Restrict Choice. Private Insurers restrict medical consumers’ choice in medical providers, inhibiting the proper function of the free market in medical services and enabling bad providers to thrive.

Adds Complexity. Over 1,200 Private Insurance bureaucracies complicate and impede the practice of medicine with differing and often conflicting billing and administrative policies.

Drains Resources. Nearly 30% of the healthcare spending funneled through health insurance middlemen is wasted on profit taking, underwriting, executive compensation and other unnecessary expense and waste.

Squanders Expertise. Our current health care model diverts providers' attention from "how to heal" to "how to get compensated" by the shameless insurers.

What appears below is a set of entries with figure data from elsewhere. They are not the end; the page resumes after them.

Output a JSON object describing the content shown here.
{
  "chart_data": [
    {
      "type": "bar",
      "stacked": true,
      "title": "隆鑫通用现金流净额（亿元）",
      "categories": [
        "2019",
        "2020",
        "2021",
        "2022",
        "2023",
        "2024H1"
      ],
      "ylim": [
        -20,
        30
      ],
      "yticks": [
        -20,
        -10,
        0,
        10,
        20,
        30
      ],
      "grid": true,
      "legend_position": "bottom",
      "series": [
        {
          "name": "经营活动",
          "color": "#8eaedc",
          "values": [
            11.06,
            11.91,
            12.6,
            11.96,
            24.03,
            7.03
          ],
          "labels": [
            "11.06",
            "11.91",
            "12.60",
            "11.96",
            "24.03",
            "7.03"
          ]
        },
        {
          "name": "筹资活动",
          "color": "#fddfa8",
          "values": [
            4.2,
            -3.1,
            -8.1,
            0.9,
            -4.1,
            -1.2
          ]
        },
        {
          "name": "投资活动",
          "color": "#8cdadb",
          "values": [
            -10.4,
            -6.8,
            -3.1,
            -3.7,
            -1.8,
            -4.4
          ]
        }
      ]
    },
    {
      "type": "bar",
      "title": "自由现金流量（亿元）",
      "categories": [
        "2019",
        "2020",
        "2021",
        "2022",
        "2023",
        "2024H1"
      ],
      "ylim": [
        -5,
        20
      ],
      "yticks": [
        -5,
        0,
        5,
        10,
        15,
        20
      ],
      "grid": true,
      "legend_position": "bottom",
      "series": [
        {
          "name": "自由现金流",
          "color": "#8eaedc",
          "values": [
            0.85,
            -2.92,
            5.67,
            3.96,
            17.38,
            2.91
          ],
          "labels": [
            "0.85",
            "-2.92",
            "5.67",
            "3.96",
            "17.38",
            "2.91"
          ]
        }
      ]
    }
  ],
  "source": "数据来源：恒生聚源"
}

Manipulates the Media. Private Insurers exert a level of editorial control over the media via advertising purchases.

Corrupts Our Politics. Private Insurers manipulate elected officials with campaign donations, plum corporate jobs, and an army of lobbyists.

Brainwashes the Populace. Private Insurers use paid media to lie directly to the populace, leveraging fear tactics and other highly sophisticated propaganda campaigns in order to evade accountability for the consequences of their actions and protect the status quo.

Restricts Debate. Private Insurers’ media and political operatives dishonestly malign genuine reform as “politically infeasible” in order to limit the debate to industry-blessed half measures.

Private Health Insurance Must Go! Reform proposals that do not remove private insurers from our healthcare system are morally unacceptable, fiscally irresponsible, and unsustainable even in the near term. These “mandate and subsidize” proposals are not well meaning attempts at realism by so-called centrists. They are a sinister attempt to marginalize the opportunity our country has at this defining moment to sideline the private insurers and move to a healthcare system that works – publicly funded and privately provided Medicare for all, as implemented in HR 676 – The United States National Health Care Act.